教室里弥漫着泥土和粉笔灰的味道。三十多个孩子挤在二十张破旧的课桌上,桌面布满刀痕和铅笔涂鸦,有的缺了角,有的裂了缝,用铁丝捆了又捆。我的课桌抽屉底板早就掉了,母亲用一块化肥塑料袋钉在下面,装着我的算术本和半截铅笔。每个学生都从家里带凳子,高的矮的,方的圆的,像是凳子博览会——前桌二牛甚至搬来一张爷爷传下来的太师椅,上课时总发出"吱呀"的呻吟。

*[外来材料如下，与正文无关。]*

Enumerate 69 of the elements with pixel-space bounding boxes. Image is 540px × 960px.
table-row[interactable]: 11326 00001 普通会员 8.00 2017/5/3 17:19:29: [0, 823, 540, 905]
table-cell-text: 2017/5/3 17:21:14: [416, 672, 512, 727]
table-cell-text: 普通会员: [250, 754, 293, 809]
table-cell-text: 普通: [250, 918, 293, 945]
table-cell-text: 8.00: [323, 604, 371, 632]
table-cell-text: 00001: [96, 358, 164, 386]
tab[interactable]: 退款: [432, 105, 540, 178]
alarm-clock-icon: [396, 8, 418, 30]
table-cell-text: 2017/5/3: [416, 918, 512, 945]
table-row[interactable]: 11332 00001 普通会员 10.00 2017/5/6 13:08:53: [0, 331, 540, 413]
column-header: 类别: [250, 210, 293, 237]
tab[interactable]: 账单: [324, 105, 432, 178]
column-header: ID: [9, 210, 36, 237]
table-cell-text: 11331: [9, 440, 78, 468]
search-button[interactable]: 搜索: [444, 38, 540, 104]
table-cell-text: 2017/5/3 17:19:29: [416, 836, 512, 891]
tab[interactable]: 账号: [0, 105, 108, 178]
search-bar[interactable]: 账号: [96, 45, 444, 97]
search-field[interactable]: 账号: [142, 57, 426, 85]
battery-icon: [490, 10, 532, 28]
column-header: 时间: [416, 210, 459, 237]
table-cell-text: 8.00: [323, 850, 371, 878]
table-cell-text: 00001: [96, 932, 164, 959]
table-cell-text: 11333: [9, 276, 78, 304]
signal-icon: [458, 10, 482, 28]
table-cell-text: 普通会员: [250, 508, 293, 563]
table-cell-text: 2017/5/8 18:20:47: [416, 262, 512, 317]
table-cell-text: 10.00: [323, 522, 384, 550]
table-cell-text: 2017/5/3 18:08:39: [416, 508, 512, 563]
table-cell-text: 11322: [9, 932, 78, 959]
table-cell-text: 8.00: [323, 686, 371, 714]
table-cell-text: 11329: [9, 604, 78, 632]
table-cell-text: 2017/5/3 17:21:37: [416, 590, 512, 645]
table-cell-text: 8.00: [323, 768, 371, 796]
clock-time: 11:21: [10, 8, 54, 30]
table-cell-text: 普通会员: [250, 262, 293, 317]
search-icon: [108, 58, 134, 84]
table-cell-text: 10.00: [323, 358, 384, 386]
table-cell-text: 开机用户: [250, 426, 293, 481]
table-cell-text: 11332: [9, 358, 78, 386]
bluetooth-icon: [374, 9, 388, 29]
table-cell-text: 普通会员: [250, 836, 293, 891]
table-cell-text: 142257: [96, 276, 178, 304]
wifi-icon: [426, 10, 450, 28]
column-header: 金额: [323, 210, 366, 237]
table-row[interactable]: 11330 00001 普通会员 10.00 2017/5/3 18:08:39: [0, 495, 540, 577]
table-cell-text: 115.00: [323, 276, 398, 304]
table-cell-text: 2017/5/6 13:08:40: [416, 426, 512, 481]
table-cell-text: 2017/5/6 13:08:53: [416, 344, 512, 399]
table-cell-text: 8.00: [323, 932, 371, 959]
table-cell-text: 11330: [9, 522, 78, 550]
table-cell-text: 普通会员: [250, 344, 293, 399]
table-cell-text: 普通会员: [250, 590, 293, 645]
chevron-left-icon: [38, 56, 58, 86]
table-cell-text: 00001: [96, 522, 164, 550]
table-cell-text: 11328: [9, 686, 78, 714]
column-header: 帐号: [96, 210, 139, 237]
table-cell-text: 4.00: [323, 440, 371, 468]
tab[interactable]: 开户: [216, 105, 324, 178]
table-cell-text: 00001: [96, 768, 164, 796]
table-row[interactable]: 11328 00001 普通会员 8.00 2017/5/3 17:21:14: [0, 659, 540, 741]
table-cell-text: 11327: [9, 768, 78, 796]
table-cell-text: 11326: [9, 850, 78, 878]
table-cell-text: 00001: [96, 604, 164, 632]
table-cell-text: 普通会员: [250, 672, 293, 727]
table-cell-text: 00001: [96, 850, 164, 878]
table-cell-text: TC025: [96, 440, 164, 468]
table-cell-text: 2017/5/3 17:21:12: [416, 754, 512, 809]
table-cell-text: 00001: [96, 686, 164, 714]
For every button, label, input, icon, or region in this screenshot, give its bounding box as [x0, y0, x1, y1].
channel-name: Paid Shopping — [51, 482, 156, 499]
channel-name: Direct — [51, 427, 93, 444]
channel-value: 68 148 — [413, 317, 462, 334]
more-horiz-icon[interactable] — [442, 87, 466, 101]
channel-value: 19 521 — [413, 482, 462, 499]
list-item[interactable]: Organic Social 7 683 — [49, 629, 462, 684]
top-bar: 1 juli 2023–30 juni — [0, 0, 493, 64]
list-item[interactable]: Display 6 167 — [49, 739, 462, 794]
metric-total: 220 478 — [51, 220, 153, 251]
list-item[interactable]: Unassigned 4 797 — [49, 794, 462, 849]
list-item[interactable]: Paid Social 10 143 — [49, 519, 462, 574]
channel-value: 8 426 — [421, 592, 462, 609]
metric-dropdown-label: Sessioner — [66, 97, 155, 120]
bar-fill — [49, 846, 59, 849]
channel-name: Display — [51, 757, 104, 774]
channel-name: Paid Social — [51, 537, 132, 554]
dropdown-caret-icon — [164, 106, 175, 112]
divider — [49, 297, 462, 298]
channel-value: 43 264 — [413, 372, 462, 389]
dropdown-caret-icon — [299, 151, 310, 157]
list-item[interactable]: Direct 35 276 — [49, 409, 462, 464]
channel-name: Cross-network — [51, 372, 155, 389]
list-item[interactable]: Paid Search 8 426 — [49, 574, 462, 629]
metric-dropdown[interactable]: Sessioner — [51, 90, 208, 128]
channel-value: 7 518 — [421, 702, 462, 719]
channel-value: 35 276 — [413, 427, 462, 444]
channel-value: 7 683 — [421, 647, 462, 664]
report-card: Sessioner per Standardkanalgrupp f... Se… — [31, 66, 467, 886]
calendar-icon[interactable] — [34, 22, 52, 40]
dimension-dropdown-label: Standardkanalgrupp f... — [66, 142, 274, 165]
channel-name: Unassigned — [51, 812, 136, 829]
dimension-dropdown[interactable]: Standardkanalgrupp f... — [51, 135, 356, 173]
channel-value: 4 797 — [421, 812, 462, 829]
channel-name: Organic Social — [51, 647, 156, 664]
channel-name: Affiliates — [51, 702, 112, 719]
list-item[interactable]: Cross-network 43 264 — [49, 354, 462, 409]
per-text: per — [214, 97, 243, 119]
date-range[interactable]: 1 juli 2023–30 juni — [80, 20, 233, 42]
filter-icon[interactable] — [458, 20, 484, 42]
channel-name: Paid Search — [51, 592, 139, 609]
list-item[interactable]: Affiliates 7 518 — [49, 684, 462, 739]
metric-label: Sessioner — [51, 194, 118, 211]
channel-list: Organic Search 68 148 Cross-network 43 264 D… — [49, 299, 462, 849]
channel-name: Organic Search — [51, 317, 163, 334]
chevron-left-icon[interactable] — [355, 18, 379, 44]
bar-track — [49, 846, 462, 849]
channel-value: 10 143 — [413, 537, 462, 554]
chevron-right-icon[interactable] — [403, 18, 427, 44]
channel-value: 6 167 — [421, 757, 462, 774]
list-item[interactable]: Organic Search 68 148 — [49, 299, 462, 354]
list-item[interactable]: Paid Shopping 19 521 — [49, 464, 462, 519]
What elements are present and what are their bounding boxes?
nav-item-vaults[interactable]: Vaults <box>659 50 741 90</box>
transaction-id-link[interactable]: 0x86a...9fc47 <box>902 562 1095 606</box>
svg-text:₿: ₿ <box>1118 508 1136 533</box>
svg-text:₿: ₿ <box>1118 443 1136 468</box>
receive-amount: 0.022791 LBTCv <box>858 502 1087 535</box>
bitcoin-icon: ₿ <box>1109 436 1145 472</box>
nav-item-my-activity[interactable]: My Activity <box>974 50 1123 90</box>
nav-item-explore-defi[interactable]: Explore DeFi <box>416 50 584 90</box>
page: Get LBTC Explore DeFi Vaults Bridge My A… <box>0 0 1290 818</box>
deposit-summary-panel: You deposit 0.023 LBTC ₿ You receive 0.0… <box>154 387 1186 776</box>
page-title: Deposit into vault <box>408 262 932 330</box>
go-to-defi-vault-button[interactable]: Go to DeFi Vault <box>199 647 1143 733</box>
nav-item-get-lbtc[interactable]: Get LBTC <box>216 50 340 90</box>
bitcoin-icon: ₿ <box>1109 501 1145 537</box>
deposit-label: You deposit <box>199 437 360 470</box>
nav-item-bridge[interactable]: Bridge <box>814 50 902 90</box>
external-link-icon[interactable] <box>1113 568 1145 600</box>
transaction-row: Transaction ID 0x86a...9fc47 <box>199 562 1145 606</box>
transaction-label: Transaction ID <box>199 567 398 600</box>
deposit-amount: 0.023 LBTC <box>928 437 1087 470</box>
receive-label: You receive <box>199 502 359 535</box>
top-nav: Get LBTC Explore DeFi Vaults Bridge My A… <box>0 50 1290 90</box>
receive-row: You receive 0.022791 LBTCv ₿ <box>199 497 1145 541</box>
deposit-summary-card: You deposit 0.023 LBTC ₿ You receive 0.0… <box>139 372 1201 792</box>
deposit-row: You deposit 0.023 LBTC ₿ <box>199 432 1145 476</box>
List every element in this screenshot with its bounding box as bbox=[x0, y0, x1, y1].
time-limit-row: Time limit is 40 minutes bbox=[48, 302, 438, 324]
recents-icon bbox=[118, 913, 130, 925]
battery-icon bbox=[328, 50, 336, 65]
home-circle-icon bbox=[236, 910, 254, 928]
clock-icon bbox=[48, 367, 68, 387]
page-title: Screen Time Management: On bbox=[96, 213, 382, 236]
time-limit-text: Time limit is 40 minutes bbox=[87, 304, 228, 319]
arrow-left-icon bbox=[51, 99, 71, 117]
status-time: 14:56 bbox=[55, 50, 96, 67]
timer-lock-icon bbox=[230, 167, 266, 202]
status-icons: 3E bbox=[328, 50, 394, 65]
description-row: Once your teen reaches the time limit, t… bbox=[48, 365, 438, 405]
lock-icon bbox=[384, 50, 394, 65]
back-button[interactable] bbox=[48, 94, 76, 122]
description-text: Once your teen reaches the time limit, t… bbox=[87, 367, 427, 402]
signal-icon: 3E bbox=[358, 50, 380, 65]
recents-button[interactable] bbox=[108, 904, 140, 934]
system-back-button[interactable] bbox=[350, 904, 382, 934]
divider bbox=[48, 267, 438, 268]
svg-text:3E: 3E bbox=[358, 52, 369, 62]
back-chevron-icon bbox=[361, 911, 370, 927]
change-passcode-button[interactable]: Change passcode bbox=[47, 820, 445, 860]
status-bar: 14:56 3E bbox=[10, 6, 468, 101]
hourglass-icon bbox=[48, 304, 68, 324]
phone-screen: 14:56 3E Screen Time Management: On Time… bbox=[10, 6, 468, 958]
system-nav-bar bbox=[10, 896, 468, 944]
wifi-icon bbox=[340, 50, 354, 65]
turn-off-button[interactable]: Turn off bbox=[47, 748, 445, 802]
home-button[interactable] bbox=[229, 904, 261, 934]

院子正中央立着那棵雪松,快有瓦房高了,枝繁叶茂的树冠像把巨伞,几乎遮住半个院子。树干要两个孩子才能合抱,树皮粗糙得像农村爷爷辈的手掌。春天我们采松针互相扎人玩游戏,夏天在树荫下跳皮筋,秋天捡松果玩"打鬼子"的游戏。李老师说这棵树比他还大,是建校时老校长亲手栽的。
操场其实就是教室西边的一片黄土地,一下雨就泥泞不堪,天晴了又硬得像铁板。我们在上面踢毽子、滚铁环,风起时黄尘漫天,每个人都成了"土行孙"。上课铃响时,大家拍打着身上的尘土冲进教室,留下一路杂乱的脚印。
北面教室后面是片小小的坟地。那里埋着村里的老人,包括我的爷爷和奶奶。父亲说他们是六几年浮夸风那年头饿死的,但坟头都长得差不多,都是光秃秃的,我始终分不清哪两座是他们的。为什么光秃秃,因为男孩子体育课,基本就是站在高高的坟头,俯冲下去,玩斗鸡的游戏。